By Mike Spector, David Shepardson, Allison Lampert and Chris Prentice
NEW YORK/WASHINGTON (Reuters) -Boeing has reached a tentative nonprosecution agreement with the U.S. Department of Justice in a fraud case stemming from two fatal 737 MAX plane crashes that killed 346 people, people familiar with the matter said.
The agreement would forestall a June 23 trial date the planemaker faces on a charge it misled U.S. regulators about a crucial flight control system on the 737 MAX, its strongest-selling jet.
The agreement would allow Boeing to avoid being branded a convicted felon and be a blow to families who lost relatives in the crashes and had pressed prosecutors to take the U.S. planemaker to trial.
A felony conviction also could have threatened Boeing’s ability to secure lucrative government contracts with the likes of the U.S. Defense Department and NASA, although it could have sought waivers.
Boeing had no immediate comment while the DOJ declined to comment.
Boeing in July had agreed to plead guilty to a criminal fraud conspiracy charge after the two fatal 737 MAX crashes in Indonesia and Ethiopia spanning 2018 and 2019, and to pay a fine of up to $487.2 million.
But Boeing has no longer agreed to plead guilty in the case, prosecutors told family members of crash victims during a Friday meeting, the sources said. The company’s posture changed after a judge rejected a previous plea agreement in December, prosecutors told the family members.
DOJ officials are still weighing whether to proceed with a nonprosecution agreement or take Boeing to trial, a DOJ official said during the meeting. No final decision has been made, and Boeing and DOJ officials have not yet exchanged papers to negotiate final details of any nonprosecution agreement, the official told family members.
Nevertheless, Boeing has become emboldened to litigate the case since a judge tossed the previous plea deal and the DOJ has concluded there is “meaningful downside risk” to proceeding with a trial, a prosecutor said during Friday’s meeting.
U.S. District Judge Reed O’Connor’s decision to reject Boeing’s previous plea agreement prolonged the case into the incoming Trump administration, which has overhauled the Justice Department. Boeing agreed to the initial plea deal during the final months of the Biden administration.
Paul Cassell, a lawyer for the families, said in a statement the government was intent on dropping the prosecution, saying “they conveyed their preconceived idea that Boeing should be allowed to escape any real consequences for its deadly lies.”

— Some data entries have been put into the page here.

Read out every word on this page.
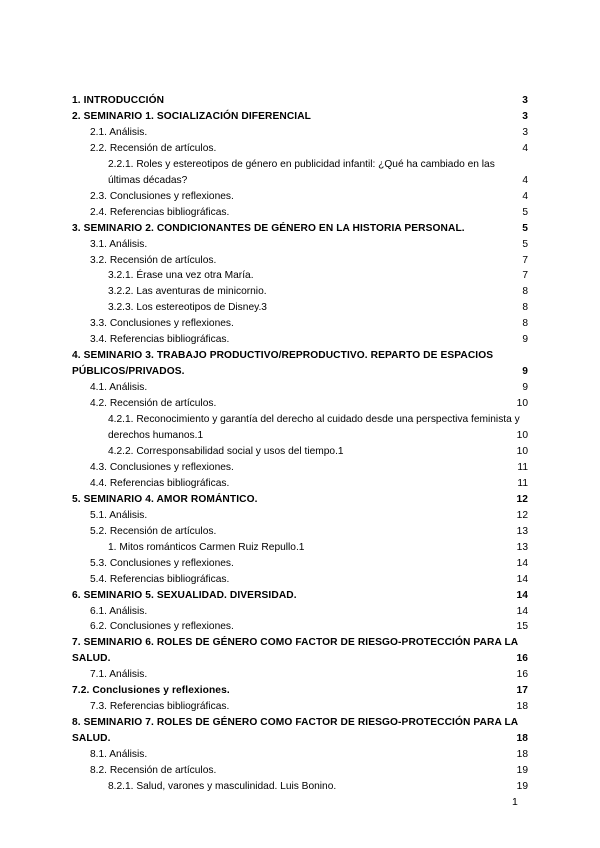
1. INTRODUCCIÓN	3
2. SEMINARIO 1. SOCIALIZACIÓN DIFERENCIAL	3
2.1. Análisis.	3
2.2. Recensión de artículos.	4
2.2.1. Roles y estereotipos de género en publicidad infantil: ¿Qué ha cambiado en las últimas décadas?	4
2.3. Conclusiones y reflexiones.	4
2.4. Referencias bibliográficas.	5
3. SEMINARIO 2. CONDICIONANTES DE GÉNERO EN LA HISTORIA PERSONAL.	5
3.1. Análisis.	5
3.2. Recensión de artículos.	7
3.2.1. Érase una vez otra María.	7
3.2.2. Las aventuras de minicornio.	8
3.2.3. Los estereotipos de Disney.3	8
3.3. Conclusiones y reflexiones.	8
3.4. Referencias bibliográficas.	9
4. SEMINARIO 3. TRABAJO PRODUCTIVO/REPRODUCTIVO. REPARTO DE ESPACIOS PÚBLICOS/PRIVADOS.	9
4.1. Análisis.	9
4.2. Recensión de artículos.	10
4.2.1. Reconocimiento y garantía del derecho al cuidado desde una perspectiva feminista y derechos humanos.1	10
4.2.2. Corresponsabilidad social y usos del tiempo.1	10
4.3. Conclusiones y reflexiones.	11
4.4. Referencias bibliográficas.	11
5. SEMINARIO 4. AMOR ROMÁNTICO.	12
5.1. Análisis.	12
5.2. Recensión de artículos.	13
1. Mitos románticos Carmen Ruiz Repullo.1	13
5.3. Conclusiones y reflexiones.	14
5.4. Referencias bibliográficas.	14
6. SEMINARIO 5. SEXUALIDAD. DIVERSIDAD.	14
6.1. Análisis.	14
6.2. Conclusiones y reflexiones.	15
7. SEMINARIO 6. ROLES DE GÉNERO COMO FACTOR DE RIESGO-PROTECCIÓN PARA LA SALUD.	16
7.1. Análisis.	16
7.2. Conclusiones y reflexiones.	17
7.3. Referencias bibliográficas.	18
8. SEMINARIO 7. ROLES DE GÉNERO COMO FACTOR DE RIESGO-PROTECCIÓN PARA LA SALUD.	18
8.1. Análisis.	18
8.2. Recensión de artículos.	19
8.2.1. Salud, varones y masculinidad. Luis Bonino.	19
1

Another lawyer representing family members who attended the meeting, Erin Applebaum, said the DOJ’s “scripted presentation made it clear that the outcome has already been decided.”
The Justice Department said that Boeing would be asked to pay an additional $444.5 million into a crash victims’ fund that would be divided evenly per crash victim, lawyers for the families said, on top of $500 million Boeing paid in 2021.
Nadia Milleron, who lost her daughter in one of the Boeing plane crashes in 2019, told Reuters she questioned how the DOJ, and Attorney General Pam Bondi, could justify cutting a deal with a repeat offender.
In December, Judge O’Connor in Texas rejected Boeing’s previous plea agreement in the case, faulting a diversity and inclusion provision in the deal related to the selection of an independent monitor. He had also said in 2023 that “Boeing’s crime may properly be considered the deadliest corporate crime in U.S. history.”
Boeing has faced enhanced scrutiny from the Federal Aviation Administration since January 2024, when a new MAX 9 missing four key bolts suffered a mid-air emergency losing a door plug. The FAA has capped production at 38 planes per month.
On Wednesday, Boeing CEO Kelly Ortberg appeared with President Donald Trump in Qatar to announce the planemaker had landed its biggest deal for widebody airplanes when state carrier Qatar Airways placed firm orders for 160 jetliners during Trump’s visit to the Gulf Arab country.
The current discussions stem from a series of DOJ decisions spanning presidential administrations.
DOJ officials last year found Boeing had violated a 2021 agreement, reached during the Trump administration’s final days, that had shielded the planemaker from prosecution.
That conclusion followed the January 2024 in-flight emergency during an Alaska Airlines’ flight. As a result, DOJ officials decided to reopen the older fatal crashes case and negotiate a plea agreement with Boeing.